The Co-op had discussed also using chicken fat to produce biodiesel in addition to soybean oil but have since decided against it. "It just creates a lot of problems in equipment and with the final product," Branum said.

Construction on the plant began in November, according to Polivick. The construction cost is coming in at a little under $5 million, he said.

"The original contract amount was $4.7, $4.8 million and that's about where we're landing," Polivick said. The contracting firm for the plant's construction is Process Concepts of Fenton.

The plant's production building, which is 100 feet by 120 feet, has room for two processing units but will start out with just one.

"The equipment is not particularly large," Polivick said. "We hope to be able to put in another one in the not-to-distant future."

Upon starting production, the plant will employee 10 people -- eight shift workers and a secretary, who has already been hired, in addition to the plant manager. Accordingly, Polivick anticipates hiring eight more soon.

"I have done interviews, I have identified the people I would like to hire and notified them of that, but I have not hired them yet," Polivick said.

Polivick said the plant will not have to double the staff to operate a second processing unit but would probably just need to add four positions.

He said plans are to have two men working each shift. The plant will run 24 hours per day, seven days a week, according to Polivick.

"With an additional production unit, I would probably want three men on each shift," he said.

Co-op officials are hoping they will see not only the plant's completion over the next couple of months but also a change in the price of soybean oil.

"Market conditions are a bit crazy right now -- soybean oil has hit a three-

year high the last four days in a row," Polivick said. "Right now it would be a challenge to turn a profit."

Polivick said it appears that speculators are buying soybean oil as an investment but believes they have bought about all they will buy by now. "There's expectations that those oil prices will come down soon," he said.

There also appears to be an increasing interest in the product.

"Biodiesel is doing very well.

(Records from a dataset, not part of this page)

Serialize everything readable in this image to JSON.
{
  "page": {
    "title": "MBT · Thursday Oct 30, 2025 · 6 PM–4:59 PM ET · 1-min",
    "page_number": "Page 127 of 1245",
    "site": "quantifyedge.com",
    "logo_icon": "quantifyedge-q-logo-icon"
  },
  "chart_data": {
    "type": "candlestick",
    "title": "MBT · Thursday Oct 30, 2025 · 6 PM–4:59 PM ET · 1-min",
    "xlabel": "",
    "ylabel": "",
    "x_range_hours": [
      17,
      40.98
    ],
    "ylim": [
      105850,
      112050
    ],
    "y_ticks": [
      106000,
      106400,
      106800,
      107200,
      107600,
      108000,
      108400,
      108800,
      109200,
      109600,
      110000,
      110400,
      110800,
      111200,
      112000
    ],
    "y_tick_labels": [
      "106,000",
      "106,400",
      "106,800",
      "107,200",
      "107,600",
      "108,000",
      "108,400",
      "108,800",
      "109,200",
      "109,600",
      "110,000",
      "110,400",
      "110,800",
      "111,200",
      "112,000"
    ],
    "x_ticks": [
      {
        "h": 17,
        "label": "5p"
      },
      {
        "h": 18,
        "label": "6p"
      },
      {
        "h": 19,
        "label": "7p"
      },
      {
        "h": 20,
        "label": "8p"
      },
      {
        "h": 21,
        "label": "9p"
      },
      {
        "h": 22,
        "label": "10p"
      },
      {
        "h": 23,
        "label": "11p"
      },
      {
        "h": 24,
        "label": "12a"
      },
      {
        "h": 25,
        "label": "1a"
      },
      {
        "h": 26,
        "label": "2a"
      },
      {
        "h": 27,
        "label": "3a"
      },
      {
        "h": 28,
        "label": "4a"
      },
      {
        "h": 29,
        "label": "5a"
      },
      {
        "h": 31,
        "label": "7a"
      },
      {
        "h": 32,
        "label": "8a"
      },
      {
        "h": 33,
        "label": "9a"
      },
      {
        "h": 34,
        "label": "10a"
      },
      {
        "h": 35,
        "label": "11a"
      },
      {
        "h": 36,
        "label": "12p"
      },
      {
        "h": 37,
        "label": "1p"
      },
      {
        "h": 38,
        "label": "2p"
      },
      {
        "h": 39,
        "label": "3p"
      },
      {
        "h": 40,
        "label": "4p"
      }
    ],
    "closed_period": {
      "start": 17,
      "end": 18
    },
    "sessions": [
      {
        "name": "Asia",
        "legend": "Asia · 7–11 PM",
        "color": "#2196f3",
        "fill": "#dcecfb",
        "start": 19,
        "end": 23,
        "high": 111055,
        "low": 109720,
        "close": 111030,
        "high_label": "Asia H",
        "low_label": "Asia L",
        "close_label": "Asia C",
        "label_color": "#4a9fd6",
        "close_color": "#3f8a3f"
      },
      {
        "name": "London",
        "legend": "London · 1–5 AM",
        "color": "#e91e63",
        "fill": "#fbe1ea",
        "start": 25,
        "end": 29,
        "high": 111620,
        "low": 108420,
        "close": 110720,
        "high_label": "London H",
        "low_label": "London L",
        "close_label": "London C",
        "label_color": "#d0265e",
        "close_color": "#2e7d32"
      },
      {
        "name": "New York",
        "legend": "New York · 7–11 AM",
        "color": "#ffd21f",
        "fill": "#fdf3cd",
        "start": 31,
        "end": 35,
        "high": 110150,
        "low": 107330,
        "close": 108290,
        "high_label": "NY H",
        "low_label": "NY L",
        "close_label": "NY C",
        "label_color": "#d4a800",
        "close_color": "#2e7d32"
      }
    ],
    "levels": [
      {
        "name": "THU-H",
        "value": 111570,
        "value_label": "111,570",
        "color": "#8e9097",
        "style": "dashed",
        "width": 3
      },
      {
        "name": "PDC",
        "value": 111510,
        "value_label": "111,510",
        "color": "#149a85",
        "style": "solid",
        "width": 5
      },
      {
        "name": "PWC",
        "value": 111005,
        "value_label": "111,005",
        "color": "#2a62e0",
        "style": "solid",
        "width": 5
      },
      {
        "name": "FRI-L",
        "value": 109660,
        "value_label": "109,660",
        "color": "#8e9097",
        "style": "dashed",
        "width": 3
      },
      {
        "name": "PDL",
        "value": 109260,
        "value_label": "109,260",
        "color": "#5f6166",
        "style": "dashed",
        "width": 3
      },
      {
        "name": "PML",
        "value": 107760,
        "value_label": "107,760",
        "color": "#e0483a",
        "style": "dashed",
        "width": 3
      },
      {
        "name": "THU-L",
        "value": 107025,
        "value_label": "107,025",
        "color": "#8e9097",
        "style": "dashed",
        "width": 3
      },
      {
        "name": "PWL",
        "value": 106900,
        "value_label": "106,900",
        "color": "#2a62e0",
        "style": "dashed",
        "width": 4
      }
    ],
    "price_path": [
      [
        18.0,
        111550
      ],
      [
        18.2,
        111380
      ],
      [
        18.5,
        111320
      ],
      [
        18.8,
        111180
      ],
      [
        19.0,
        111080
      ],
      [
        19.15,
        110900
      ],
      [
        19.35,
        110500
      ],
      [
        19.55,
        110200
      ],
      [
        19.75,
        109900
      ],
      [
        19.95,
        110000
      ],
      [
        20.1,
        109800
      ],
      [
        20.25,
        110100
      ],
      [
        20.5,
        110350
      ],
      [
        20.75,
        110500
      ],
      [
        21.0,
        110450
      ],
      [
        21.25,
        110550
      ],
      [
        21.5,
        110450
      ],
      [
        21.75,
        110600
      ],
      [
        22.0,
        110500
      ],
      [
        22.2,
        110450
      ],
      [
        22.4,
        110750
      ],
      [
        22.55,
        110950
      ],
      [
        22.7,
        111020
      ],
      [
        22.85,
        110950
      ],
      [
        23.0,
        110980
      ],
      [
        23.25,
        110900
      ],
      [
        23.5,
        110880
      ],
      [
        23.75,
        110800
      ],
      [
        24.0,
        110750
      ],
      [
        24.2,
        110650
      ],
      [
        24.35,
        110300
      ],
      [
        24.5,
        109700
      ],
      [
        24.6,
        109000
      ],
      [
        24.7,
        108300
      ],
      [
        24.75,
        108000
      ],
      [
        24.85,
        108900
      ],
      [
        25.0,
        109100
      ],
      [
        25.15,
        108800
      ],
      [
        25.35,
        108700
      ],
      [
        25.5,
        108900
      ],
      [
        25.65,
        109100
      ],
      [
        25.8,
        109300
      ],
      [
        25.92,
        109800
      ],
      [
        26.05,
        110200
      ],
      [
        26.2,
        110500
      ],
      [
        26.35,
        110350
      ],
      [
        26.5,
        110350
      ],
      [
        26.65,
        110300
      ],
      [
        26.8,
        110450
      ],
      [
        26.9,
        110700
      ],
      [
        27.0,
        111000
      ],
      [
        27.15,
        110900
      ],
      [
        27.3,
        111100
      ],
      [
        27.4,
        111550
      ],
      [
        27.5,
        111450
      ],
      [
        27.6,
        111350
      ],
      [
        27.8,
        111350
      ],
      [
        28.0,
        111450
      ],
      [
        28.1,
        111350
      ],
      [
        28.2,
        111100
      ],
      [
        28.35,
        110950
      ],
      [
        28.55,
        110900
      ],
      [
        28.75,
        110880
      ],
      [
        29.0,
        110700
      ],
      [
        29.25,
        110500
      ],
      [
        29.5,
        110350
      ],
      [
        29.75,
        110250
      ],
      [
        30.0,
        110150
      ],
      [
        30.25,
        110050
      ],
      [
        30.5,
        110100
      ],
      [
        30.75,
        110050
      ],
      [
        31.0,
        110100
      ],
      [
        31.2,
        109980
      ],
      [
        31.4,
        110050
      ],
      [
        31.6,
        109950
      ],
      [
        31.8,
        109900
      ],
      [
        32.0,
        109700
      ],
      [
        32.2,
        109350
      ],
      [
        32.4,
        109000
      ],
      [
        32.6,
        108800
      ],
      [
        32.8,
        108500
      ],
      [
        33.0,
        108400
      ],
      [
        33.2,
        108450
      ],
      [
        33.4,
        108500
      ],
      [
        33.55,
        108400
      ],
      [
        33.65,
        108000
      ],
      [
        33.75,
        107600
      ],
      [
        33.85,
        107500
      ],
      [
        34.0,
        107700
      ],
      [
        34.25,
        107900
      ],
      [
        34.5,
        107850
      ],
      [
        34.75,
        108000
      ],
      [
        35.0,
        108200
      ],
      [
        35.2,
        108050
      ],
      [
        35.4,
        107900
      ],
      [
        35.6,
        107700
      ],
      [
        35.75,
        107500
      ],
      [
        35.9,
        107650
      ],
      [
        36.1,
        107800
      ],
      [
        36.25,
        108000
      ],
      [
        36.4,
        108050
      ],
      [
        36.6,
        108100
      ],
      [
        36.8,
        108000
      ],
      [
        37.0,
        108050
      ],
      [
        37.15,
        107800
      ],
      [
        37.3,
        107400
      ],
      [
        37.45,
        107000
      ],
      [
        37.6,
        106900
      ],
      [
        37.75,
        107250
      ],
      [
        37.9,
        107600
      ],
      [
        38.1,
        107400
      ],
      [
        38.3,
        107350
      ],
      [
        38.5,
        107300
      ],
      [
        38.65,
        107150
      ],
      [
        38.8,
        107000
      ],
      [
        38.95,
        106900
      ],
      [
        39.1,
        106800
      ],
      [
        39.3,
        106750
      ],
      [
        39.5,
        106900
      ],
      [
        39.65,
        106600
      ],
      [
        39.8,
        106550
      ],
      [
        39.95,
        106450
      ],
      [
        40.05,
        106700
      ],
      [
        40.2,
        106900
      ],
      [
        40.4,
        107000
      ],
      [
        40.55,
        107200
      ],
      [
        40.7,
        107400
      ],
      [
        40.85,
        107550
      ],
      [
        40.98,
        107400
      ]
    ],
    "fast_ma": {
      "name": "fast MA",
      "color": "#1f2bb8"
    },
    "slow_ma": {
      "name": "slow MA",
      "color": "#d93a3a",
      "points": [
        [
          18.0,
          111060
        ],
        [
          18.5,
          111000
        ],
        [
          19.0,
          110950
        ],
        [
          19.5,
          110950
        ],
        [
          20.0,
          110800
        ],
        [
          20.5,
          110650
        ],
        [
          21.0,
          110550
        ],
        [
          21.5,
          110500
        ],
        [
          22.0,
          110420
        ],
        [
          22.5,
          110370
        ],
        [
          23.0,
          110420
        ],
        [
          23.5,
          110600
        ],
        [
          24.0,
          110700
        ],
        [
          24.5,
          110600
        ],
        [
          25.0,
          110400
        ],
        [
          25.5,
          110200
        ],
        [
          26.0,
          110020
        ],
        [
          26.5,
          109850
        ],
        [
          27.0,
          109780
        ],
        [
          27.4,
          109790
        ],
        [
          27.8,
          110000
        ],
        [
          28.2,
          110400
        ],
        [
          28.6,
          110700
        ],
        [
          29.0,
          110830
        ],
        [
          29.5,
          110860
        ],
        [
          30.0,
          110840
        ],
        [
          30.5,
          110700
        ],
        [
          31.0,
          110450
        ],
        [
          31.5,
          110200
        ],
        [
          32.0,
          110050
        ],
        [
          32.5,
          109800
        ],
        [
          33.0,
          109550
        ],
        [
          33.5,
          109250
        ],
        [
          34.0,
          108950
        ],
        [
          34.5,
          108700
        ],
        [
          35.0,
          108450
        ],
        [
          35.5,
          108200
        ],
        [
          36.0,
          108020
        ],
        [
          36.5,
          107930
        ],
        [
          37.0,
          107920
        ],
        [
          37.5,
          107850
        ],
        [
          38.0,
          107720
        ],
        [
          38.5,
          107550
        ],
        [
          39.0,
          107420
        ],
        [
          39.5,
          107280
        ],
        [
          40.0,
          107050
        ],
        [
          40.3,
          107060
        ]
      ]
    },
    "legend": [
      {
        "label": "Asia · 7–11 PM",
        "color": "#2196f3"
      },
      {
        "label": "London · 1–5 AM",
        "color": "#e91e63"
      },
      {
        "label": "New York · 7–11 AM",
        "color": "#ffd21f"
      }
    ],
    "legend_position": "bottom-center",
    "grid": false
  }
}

There are other plants already in production and they're selling their products as fast as they can make it," Branum said.

Polivick said he would like to see demand for biodiesel increase locally.

"I am hoping to see some increased awareness in the general public about the availability of alternative fuels and the use of them," he said.

Polivick said he hopes to see the number of small users increase, "not just the big guys using it."